Segundo estudo da EPE, estas regiões entrarão em declínio natural de produção, e a reposição de reservas é uma necessidade estratégica. A Margem Equatorial apresenta um potencial estimado em 30 bilhões de barris de óleo equivalente, segundo a Agência Nacional do Petróleo, Gás Natural e Biocombustíveis (ANP). “Esta é uma decisão importante que permitirá ao país conhecer melhor o potencial de suas reservas, apoiando a segurança energética e o desenvolvimento socioeconômico da Região Norte”, destaca o presidente do IBP, Roberto Ardenghy.

IBP reitera exploração da Margem Equatorial com segurança

O IBP reitera que o desenvolvimento destas atividades deve ocorrer sempre com total segurança e respeito ao meio ambiente. A indústria de óleo e gás brasileira possui um histórico robusto de operações seguras, que seguem todos os rigorosos requisitos técnicos e de segurança exigidos pelos órgãos reguladores e ambientais e é reconhecido internacionalmente.

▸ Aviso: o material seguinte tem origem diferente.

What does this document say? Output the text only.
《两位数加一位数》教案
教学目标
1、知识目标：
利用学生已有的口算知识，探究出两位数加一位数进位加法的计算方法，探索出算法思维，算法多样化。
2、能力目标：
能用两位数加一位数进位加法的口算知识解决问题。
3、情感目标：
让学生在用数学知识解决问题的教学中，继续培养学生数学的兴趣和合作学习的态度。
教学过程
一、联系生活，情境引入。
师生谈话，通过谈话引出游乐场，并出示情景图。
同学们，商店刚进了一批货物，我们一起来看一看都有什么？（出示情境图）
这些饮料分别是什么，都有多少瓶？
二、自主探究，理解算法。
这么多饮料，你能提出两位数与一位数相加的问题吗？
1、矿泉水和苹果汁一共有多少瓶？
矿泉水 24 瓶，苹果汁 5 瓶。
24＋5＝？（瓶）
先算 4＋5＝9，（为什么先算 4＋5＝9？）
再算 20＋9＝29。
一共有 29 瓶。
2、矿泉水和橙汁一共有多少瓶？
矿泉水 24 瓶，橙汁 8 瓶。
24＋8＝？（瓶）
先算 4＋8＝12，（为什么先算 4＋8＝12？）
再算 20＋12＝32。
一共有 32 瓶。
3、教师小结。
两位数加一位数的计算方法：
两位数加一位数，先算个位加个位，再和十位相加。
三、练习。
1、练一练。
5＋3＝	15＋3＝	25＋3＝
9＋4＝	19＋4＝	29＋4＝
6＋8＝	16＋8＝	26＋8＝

A confirmação do potencial da região trará enormes benefícios socioeconômicos para o Brasil, com geração de empregos, renda e melhoria da qualidade de vida. Além disso, resultará em um aumento significativo da arrecadação de royalties, participações especiais e tributos, hoje na ordem de 300 bilhões de reais/ano e que poderão ser investidos em políticas públicas essenciais para o país.

O IBP ainda afirma que a indústria de óleo e gás é um motor da economia nacional, representando cerca de 17% do PIB industrial, com estimativas de investimentos de cerca de US$ 165 bilhões no Brasil, além de atingir uma média de quase 400 mil postos de trabalho até 2034.